Kentucky’s Proposed Hunting Amendment – A Solution In Search Of A Problem Posted: November 2, 2012
On the ballot next week is a proposed constitutional amendment question, asking the voters “Are you in favor of amending the Kentucky constitution to state that the citizens of Kentucky have the personal right to hunt, fish, and harvest wildlife, subject to laws and regulations that promote conservation and preserve the future of hunting and fishing, and to state that public hunting and fishing shall be a preferred means of managing and controlling wildlife?”
The question is a poor paraphrasing of the actual amendment language, which if adopted, will provide that:
"The citizens of Kentucky have the personal right to hunt, fish, and harvest wildlife, using traditional methods, subject only to statutes enacted by the Legislature, and to administrative regulations adopted by the designated state agency to promote wildlife conservation and management and to preserve the future of hunting and fishing. Public hunting and fishing shall be a preferred means of managing and controlling wildlife. This section shall not be construed to modify any provision of law relating to trespass, property rights, or the regulation of commercial activities."

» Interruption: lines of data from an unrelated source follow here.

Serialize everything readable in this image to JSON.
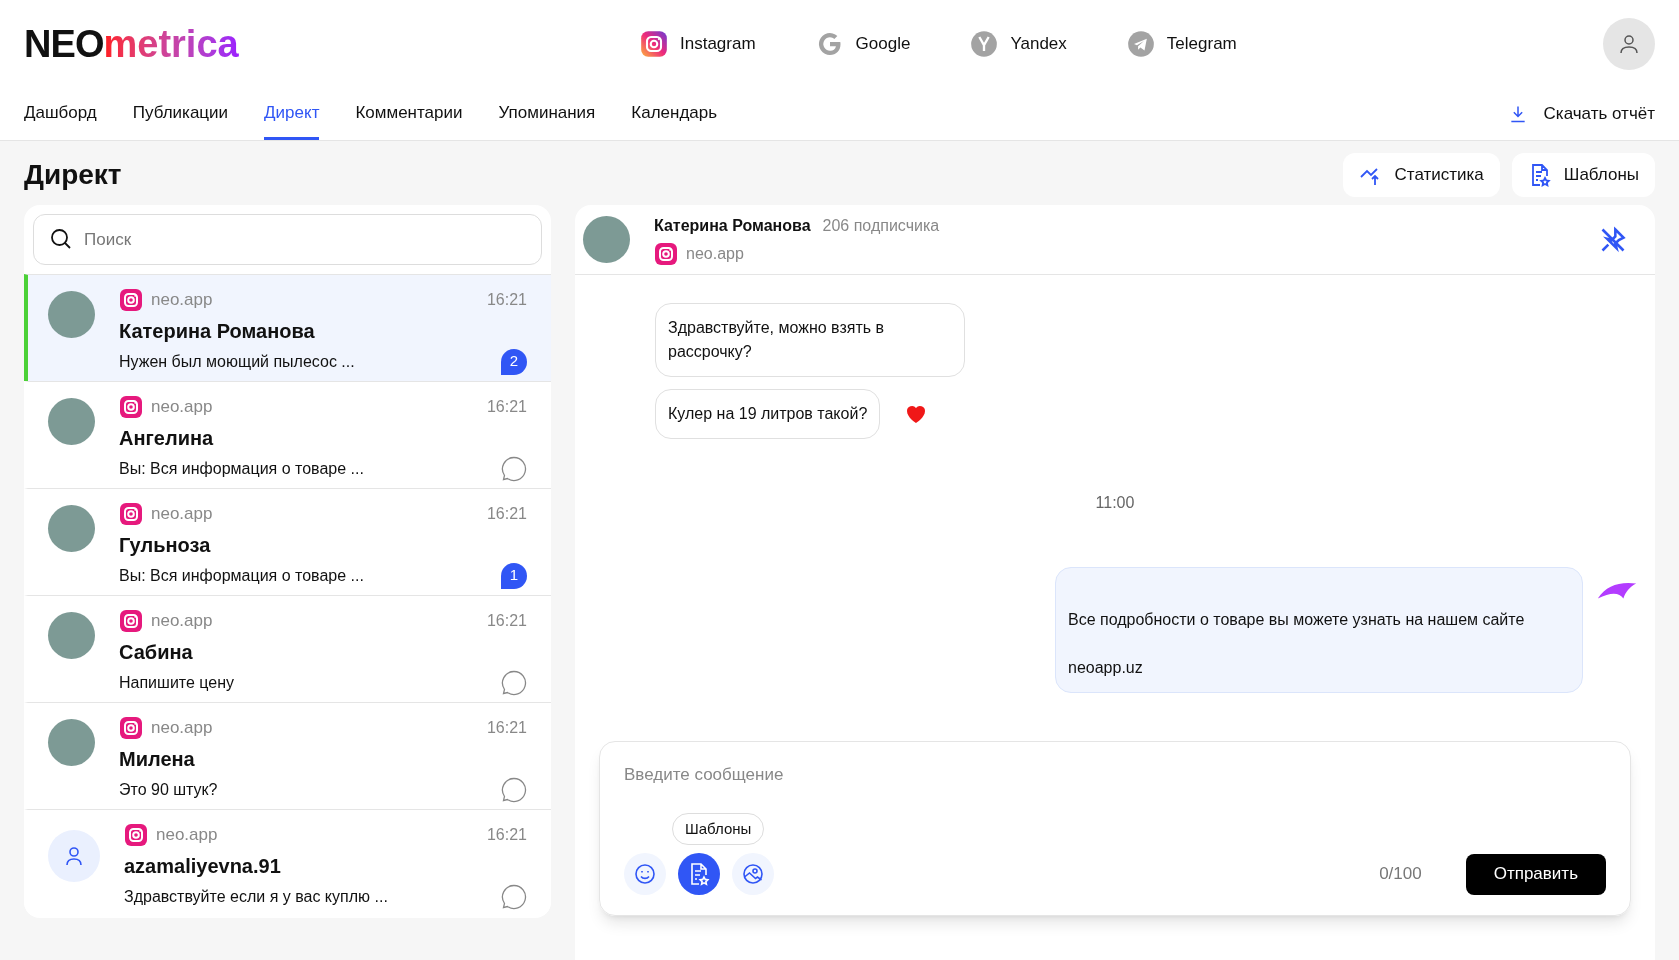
{
  "logo": {
    "part1": "NEO",
    "part2": "metrica"
  },
  "platforms": [
    {
      "kind": "instagram",
      "label": "Instagram"
    },
    {
      "kind": "google",
      "label": "Google"
    },
    {
      "kind": "yandex",
      "label": "Yandex"
    },
    {
      "kind": "telegram",
      "label": "Telegram"
    }
  ],
  "nav": {
    "tabs": [
      {
        "label": "Дашборд",
        "selected": false
      },
      {
        "label": "Публикации",
        "selected": false
      },
      {
        "label": "Директ",
        "selected": true
      },
      {
        "label": "Комментарии",
        "selected": false
      },
      {
        "label": "Упоминания",
        "selected": false
      },
      {
        "label": "Календарь",
        "selected": false
      }
    ],
    "download": "Скачать отчёт"
  },
  "page": {
    "title": "Директ",
    "actions": [
      {
        "kind": "stats",
        "label": "Статистика"
      },
      {
        "kind": "templates",
        "label": "Шаблоны"
      }
    ]
  },
  "search": {
    "placeholder": "Поиск"
  },
  "conversations": [
    {
      "account": "neo.app",
      "time": "16:21",
      "name": "Катерина Романова",
      "preview": "Нужен был моющий пылесос ...",
      "unread": "2",
      "selected": true,
      "kind": "photo"
    },
    {
      "account": "neo.app",
      "time": "16:21",
      "name": "Ангелина",
      "preview": "Вы: Вся информация о товаре ...",
      "selected": false,
      "kind": "photo"
    },
    {
      "account": "neo.app",
      "time": "16:21",
      "name": "Гульноза",
      "preview": "Вы: Вся информация о товаре ...",
      "unread": "1",
      "selected": false,
      "kind": "photo"
    },
    {
      "account": "neo.app",
      "time": "16:21",
      "name": "Сабина",
      "preview": "Напишите цену",
      "selected": false,
      "kind": "photo"
    },
    {
      "account": "neo.app",
      "time": "16:21",
      "name": "Милена",
      "preview": "Это 90 штук?",
      "selected": false,
      "kind": "photo"
    },
    {
      "account": "neo.app",
      "time": "16:21",
      "name": "azamaliyevna.91",
      "preview": "Здравствуйте если я у вас куплю ...",
      "selected": false,
      "kind": "default"
    }
  ],
  "chat": {
    "name": "Катерина Романова",
    "followers": "206 подписчика",
    "account": "neo.app",
    "messages": [
      {
        "kind": "incoming",
        "text": "Здравствуйте, можно взять в рассрочку?",
        "liked": false
      },
      {
        "kind": "incoming",
        "text": "Кулер на 19 литров такой?",
        "liked": true
      },
      {
        "kind": "time",
        "text": "11:00"
      },
      {
        "kind": "outgoing",
        "lines": [
          "Все подробности о товаре вы можете узнать на нашем сайте",
          "neoapp.uz"
        ]
      }
    ],
    "composer": {
      "placeholder": "Введите сообщение",
      "tooltip": "Шаблоны",
      "counter": "0/100",
      "send": "Отправить",
      "tools": [
        {
          "kind": "emoji",
          "selected": false
        },
        {
          "kind": "templates",
          "selected": true
        },
        {
          "kind": "image",
          "selected": false
        }
      ]
    }
  }
}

A comma was added after “the Legislature” by a Senate Committee in response to testimony from the Kentucky Resources Council expressing concern that the measure would undercut the authority of state and local governments to legislate in areas such as public safety that might have the effect of limiting hunting or fishing. The initial language would have limited the power of the General Assembly to regulate hunting to state statutes that “promote wildlife conservation and management,” and would have eliminated existing concurrent local regulation under home rule laws, so that restrictions on possession or discharge of firearms intended to protect public safety within cities and outside them would be at risk. Such laws would be beyond the scope of the local government and even the legislature’s authority since those restrictions don’t promote wildlife conservation and management, but are instead directed at keeping people from inadvertently hurting other people. This concern was underscored by the savings clause, which preserves only laws relating to trespass and property rights, but not public health and safety.

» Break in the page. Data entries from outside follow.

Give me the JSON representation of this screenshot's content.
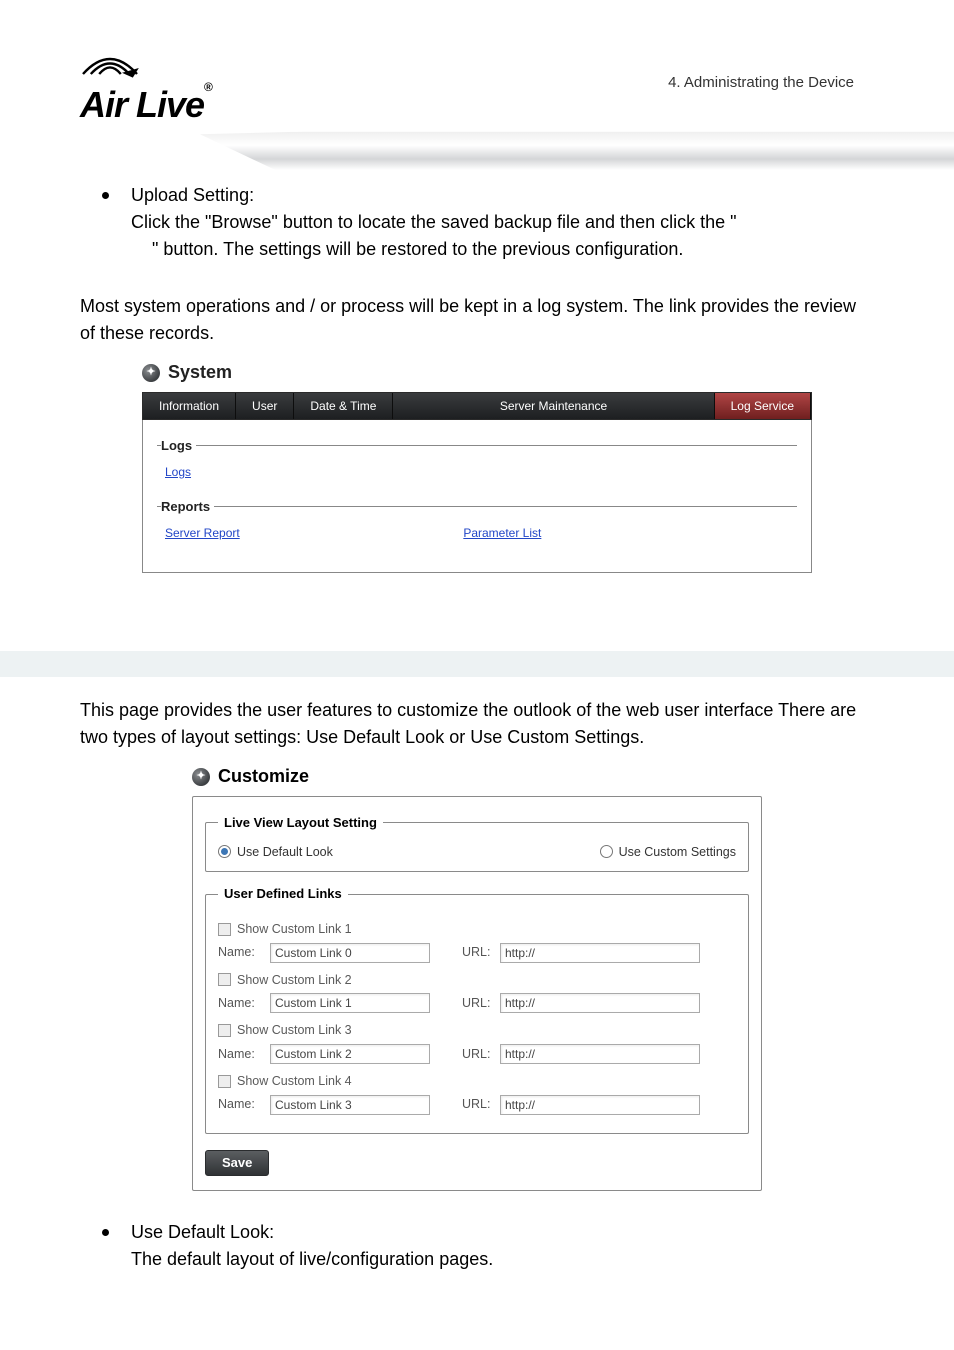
{
  "breadcrumb": "4.  Administrating  the  Device",
  "logo": {
    "brand": "Air Live",
    "reg": "®"
  },
  "body": {
    "upload_heading": "Upload Setting:",
    "upload_line1": "Click the \"Browse\" button to locate the saved backup file and then click the \"",
    "upload_line2": "\" button. The settings will be restored to the previous configuration.",
    "log_para": "Most system operations and / or process will be kept in a log system.    The link provides the review of these records.",
    "custom_para": "This page provides the user features to customize the outlook of the web user interface There are two types of layout settings: Use Default Look or Use Custom Settings.",
    "use_default_heading": "Use Default Look:",
    "use_default_text": "The default layout of live/configuration pages."
  },
  "system_panel": {
    "title": "System",
    "tabs": {
      "information": "Information",
      "user": "User",
      "date_time": "Date & Time",
      "server_maint": "Server Maintenance",
      "log_service": "Log Service"
    },
    "logs_legend": "Logs",
    "logs_link": "Logs",
    "reports_legend": "Reports",
    "server_report_link": "Server Report",
    "parameter_list_link": "Parameter List"
  },
  "customize_panel": {
    "title": "Customize",
    "live_view_legend": "Live View Layout Setting",
    "use_default_label": "Use Default Look",
    "use_custom_label": "Use Custom Settings",
    "user_links_legend": "User Defined Links",
    "rows": [
      {
        "show": "Show Custom Link  1",
        "name_lbl": "Name:",
        "name": "Custom Link 0",
        "url_lbl": "URL:",
        "url": "http://"
      },
      {
        "show": "Show Custom Link  2",
        "name_lbl": "Name:",
        "name": "Custom Link 1",
        "url_lbl": "URL:",
        "url": "http://"
      },
      {
        "show": "Show Custom Link  3",
        "name_lbl": "Name:",
        "name": "Custom Link 2",
        "url_lbl": "URL:",
        "url": "http://"
      },
      {
        "show": "Show Custom Link  4",
        "name_lbl": "Name:",
        "name": "Custom Link 3",
        "url_lbl": "URL:",
        "url": "http://"
      }
    ],
    "save": "Save"
  }
}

With the addition of a comma, the “personal right” to hunt, fish, and harvest wildlife remains subject to all laws enacted by the General Assembly, including presumably those laws recognizing home rule powers for city and county governments. Since that is the case, the question is why is this measure on the ballot? Either the amendment does nothing, in which case it is not needed, or it does something and we do not yet know what it is. Since amendments to constitutions are presumed to be intended to change existing law, what exactly is the change intended to be effected? If we are not sure of the answer to that question, how can we vote for it?

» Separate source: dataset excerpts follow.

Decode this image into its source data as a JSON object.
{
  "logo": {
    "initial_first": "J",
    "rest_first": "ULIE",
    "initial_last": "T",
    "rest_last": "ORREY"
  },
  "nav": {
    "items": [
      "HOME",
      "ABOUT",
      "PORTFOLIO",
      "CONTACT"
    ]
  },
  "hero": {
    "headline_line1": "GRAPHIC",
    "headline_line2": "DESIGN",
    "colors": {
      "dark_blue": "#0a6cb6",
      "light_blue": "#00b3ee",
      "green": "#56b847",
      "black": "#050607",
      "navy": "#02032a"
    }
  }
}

The reality is that the enactment of some form of this constitutional amendment is a national priority for the National Rifle Association, which according to their website views this as a Second Amendment-related issue. But in a Commonwealth where most of the lands available for hunting are privately owned, the creation of a “right” to hunt is generally ineffective since the landowner permission must still be obtained. For public lands, the General Assembly already controls when and where hunting, fishing, and other “harvesting” of wildlife can occur, and the amendment has no effect on their ability to do so in the future.
During the same legislative session, the House and Senate considered and passed a concurrent resolution that had been titled the Kentucky Children’s Outdoor Bill of Rights. While the language was weakened to an “expression of the sentiment of the General Assembly,” the resolution recognized the importance of a wide range of outdoor experiences for healthy children, encouraging kids to “fish, swim, paddle, ski, wade, splash, or otherwise enjoy a Kentucky stream, creek, river, or lake; hike, hunt, bird watch, view elk and other wildlife, and explore Kentucky's natural wilderness areas, parks, trails, woods, natural habitats, farms, and agritourism establishments[.]”
A constitutional amendment that would assure adequate funding for establishment of natural areas and parks, and for protection of Kentucky’s land and water for a wide range of outdoor activities? Now that would be an amendment worth voting for.